A brief Explanation of the Royal Arch Jewel

The Royal Arch Jewel is arguably the most important of all Masonic Jewels. After Exaltation, which includes a brief description, for most Companions the matter ends there and the Jewel becomes just another piece of Masonic regalia which is a pity. By explaining the complex meaning and symbolism of the Jewel in simple terms we will achieve more knowledge and a better understanding.

The Outline Shape of the Jewel

Let us start to examine the Jewel by looking at its basic shape.

It consists of two concentric circles, the outer one symbolising Eternity and the inner one the Deity. Inside the two circles are two interlaced equilateral triangles at whose centre is another triangle, with a background of rays, symbolising the Creator, and a pair of Compasses opened over the Globe, symbolising the Great Architect of the Universe.

The interlaced triangles remind us of our twofold spiritual and material nature. At the bottom of the Jewel is a scroll on which is depicted another circle with a Triple Tau inside it.

The Reverse of the Jewel

On the reverse of the Jewel, beneath the circle containing the Triple Tau, is a scroll with the word ‘Exalted’ engraved on it and spaces for the date of Exaltation and the name or number of the Chapter to be added.

Between the two concentric circles there is engraved a double Latin triad: ‘Deo, Regi, Fratribus’ and ‘Honor, Fidelitas, Benevolentia’. They are to be read conjointly, to produce the following translations: ‘Deo Honor’ (To God, Honour), ‘Regi Fidelitas’ (To the King, Fidelity) and ‘Fratribus Benevolentia’ (To the Brethren, Love).

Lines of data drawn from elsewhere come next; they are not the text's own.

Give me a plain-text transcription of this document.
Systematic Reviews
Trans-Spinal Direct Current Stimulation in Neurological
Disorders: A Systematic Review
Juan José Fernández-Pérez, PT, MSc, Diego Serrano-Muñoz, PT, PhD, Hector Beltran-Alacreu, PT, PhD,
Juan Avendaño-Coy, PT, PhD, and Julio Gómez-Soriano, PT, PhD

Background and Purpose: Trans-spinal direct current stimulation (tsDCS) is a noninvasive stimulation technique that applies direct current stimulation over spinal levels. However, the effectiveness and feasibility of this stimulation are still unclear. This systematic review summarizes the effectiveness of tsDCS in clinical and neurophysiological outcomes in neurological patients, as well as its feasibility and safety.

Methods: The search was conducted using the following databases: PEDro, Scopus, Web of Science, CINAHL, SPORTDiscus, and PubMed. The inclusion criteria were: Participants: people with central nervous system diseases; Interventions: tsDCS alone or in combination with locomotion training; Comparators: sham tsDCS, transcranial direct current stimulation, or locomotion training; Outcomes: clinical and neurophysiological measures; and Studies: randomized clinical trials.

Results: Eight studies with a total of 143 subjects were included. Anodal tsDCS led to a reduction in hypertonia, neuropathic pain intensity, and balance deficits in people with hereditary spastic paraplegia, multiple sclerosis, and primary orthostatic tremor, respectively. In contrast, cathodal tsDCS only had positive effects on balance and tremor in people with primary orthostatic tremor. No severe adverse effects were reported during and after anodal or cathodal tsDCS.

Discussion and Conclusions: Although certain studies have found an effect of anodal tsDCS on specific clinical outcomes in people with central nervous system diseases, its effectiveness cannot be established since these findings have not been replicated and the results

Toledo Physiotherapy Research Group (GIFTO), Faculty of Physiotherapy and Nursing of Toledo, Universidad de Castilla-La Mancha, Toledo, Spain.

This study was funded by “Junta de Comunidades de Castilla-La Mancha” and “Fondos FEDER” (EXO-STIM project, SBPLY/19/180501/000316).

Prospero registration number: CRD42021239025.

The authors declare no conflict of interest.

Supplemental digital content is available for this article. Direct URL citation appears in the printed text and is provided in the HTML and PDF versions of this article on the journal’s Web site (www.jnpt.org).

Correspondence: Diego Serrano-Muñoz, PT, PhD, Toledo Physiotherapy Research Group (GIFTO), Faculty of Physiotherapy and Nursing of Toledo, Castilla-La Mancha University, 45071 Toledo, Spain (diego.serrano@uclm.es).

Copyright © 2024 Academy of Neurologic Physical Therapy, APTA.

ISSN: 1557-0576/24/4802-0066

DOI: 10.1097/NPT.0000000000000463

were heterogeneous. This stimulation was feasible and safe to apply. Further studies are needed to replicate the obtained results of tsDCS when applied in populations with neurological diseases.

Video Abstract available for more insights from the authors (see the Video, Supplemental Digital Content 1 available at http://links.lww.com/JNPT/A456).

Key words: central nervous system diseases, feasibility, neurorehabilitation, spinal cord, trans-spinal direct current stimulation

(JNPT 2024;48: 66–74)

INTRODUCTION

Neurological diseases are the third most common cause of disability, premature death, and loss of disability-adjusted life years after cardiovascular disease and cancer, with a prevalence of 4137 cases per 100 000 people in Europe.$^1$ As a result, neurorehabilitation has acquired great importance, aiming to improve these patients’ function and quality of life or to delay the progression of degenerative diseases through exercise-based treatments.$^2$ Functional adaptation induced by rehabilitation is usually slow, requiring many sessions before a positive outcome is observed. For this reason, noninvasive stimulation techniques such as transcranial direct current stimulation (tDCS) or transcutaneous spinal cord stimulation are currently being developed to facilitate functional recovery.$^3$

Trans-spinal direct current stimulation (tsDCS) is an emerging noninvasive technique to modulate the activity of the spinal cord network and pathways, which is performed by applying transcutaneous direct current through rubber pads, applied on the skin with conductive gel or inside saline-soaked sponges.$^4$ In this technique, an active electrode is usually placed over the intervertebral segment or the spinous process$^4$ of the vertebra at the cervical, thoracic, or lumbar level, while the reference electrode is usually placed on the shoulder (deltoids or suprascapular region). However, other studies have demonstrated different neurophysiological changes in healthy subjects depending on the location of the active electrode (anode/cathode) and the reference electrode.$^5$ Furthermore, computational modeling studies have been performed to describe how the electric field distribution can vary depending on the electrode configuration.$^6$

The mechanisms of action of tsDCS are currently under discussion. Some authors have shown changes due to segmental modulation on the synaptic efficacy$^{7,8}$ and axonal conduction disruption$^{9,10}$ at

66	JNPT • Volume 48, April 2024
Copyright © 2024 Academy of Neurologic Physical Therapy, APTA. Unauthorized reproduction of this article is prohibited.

The inspiration for these words is the ‘Regius Poem’, a cherished 14th century manuscript which is in the Grand Lodge’s Library. The poem is in English that has been translated into Latin for the Jewel.

The final inscription on the reverse of the Jewel is in the form of another double triad on the interlaced triangles: ‘Concord, Truth, Peace’ on one and ‘Wisdom, Strength, Beauty’ on the other. The meaning of the first is obvious as for the second, some claim it refers to the Wisdom of King Solomon, the Strength of Hiram, King of Tyre and the Beauty created by Hiram Abiff.

The Obverse (Front) of the Jewel

On the scroll are engraved the Latin words: ‘Nil nisi clavis deest’ (‘Nothing is wanting but the key’) and between the two concentric circles: ‘Si talia jungere possis sit tibe scire satis’ (‘If thou canst understand what follows thou knowest enough’). On the interlaced triangles there is again a double triad, but the triad on the second triangle is incomplete.
The triangle with its apex pointing upwards is the spiritual triangle having on its base the inscription: ‘We have found’ in English, repeated in Greek (‘Εχουμε βρει’) and Latin (‘Invenimus’) on the other sides of the triangle, the triangle with its apex pointing downwards is the material triangle: its base is blank and on one of the other sides is ‘Cultor Dei’ (‘Worshipper of God’) and on the other ‘Cives Mundi’ (‘Citizen of the World’).